Aeolidia loui feeds almost entirely on various species of anemones. However, due to limited mobility of nudibranchs and often highly concentrated distribution of prey, individual nudibranchs may concentrate on an individual species of prey during their lifetime. These nudibranchs feed mostly feed on the tentacles of the sea anemone.

===Protozoan symbiosis===
Aeolidia loui has been shown to harbor the symbiotic organisms of sea anemones, which may increase nutrient production. Zooxanthellae and zoochlorellae are endosymbiotic organisms found in many sea animals that fix carbon through the process of photosynthesis while contributing greatly to their host's growth. Research has shown that these symbionts continue to perform high levels of photosynthesis and remain in Aeolidia loui’s cerata for as much as eleven days, translocating a significant amount of fixed carbon to the nudibranch's bodily tissues.

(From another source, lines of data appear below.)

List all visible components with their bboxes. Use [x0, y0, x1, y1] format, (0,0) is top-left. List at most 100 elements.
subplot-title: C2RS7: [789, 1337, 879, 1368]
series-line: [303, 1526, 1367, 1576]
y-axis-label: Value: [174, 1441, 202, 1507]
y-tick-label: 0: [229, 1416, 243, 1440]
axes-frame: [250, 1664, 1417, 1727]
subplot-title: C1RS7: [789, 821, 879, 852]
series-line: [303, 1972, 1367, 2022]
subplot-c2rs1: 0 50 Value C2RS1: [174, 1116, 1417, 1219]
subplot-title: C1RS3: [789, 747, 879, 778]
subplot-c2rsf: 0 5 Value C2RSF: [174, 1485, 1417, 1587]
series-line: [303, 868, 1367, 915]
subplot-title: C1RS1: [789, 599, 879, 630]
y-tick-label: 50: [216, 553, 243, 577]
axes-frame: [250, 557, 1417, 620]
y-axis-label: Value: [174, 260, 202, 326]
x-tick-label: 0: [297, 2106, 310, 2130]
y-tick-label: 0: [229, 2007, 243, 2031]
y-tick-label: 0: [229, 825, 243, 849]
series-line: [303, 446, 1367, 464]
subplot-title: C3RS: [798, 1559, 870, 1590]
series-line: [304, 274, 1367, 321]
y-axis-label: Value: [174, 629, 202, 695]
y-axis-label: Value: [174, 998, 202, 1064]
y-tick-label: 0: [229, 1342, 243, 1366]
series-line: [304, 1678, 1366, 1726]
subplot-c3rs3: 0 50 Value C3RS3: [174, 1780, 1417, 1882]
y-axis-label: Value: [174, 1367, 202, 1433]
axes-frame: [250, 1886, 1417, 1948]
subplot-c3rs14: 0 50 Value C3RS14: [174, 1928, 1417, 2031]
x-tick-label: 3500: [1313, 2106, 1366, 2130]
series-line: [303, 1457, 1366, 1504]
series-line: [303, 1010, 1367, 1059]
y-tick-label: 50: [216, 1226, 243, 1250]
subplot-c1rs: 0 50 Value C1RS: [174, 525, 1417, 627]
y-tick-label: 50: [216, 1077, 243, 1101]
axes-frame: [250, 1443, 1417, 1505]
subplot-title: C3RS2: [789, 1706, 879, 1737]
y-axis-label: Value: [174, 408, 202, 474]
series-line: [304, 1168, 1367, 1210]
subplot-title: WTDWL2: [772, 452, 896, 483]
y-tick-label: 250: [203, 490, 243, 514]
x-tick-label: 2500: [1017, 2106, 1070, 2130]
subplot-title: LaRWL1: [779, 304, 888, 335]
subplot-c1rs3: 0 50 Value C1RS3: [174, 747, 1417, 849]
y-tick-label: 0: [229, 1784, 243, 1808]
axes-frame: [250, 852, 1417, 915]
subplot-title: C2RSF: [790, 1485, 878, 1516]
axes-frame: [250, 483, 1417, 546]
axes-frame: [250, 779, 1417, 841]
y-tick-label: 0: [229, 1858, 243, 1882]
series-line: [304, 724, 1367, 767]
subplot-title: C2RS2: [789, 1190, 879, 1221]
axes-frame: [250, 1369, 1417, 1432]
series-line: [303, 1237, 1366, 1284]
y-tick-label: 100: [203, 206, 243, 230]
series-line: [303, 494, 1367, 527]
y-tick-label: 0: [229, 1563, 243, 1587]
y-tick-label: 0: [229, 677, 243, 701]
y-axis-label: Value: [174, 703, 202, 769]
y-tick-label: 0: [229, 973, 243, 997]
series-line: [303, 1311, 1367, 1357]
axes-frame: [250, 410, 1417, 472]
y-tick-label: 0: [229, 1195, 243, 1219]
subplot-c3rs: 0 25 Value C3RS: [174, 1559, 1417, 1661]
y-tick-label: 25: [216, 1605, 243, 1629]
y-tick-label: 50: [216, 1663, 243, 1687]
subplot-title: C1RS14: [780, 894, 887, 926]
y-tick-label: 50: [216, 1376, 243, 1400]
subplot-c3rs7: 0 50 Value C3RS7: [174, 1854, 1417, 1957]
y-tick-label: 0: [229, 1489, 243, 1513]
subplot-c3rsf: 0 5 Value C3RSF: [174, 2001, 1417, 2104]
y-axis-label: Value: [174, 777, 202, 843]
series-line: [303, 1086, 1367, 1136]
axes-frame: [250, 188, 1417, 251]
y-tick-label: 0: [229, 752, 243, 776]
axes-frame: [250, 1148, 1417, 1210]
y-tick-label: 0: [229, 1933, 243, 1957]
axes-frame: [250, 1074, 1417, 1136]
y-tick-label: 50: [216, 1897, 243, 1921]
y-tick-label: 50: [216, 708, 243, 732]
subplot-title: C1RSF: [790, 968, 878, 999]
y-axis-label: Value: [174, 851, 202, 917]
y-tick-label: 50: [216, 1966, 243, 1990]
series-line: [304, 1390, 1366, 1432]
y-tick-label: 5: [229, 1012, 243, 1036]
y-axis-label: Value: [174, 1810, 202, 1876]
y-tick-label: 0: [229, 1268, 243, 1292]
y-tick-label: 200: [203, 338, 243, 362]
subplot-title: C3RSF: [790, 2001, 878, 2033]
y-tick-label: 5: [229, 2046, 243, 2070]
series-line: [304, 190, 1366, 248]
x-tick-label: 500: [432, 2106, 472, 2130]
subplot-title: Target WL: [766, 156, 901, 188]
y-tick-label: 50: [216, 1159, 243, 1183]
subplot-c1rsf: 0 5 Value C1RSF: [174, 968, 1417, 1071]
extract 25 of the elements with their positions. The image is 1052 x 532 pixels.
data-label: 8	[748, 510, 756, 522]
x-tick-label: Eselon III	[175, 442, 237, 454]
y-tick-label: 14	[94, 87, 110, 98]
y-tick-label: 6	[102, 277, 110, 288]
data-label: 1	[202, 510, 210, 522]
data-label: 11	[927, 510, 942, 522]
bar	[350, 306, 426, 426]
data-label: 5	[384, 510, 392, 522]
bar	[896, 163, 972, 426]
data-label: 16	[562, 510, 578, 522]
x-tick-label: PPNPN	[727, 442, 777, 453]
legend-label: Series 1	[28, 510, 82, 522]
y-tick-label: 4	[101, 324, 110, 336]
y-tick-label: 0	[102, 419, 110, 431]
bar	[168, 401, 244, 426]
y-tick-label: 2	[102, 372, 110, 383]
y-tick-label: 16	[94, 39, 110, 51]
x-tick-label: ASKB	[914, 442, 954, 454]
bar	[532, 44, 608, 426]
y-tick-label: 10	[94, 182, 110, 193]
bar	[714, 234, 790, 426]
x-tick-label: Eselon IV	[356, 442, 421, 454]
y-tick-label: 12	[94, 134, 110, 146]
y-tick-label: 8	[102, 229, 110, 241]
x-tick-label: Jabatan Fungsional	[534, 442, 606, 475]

===Chemical manipulation of prey===
A unique phenomenon displayed by Aeolidia loui has been studied, revealing an ability to prevent the species of anemone being preyed upon from discharging its nematocysts. A. loui appears to have the ability to adapt to the species of anemone currently being consumed. Though the mechanism is not yet fully understood, the chemical composition of the nudibranch's mucus changes, and does not trigger a discharge of nematocysts in the sea anemone. This effect can even be true for two different species of anemone if the nudibranch has been feeding on both species within a short time period. However, eventually this ability wears off if the nudibranch changes its dietary source for too long.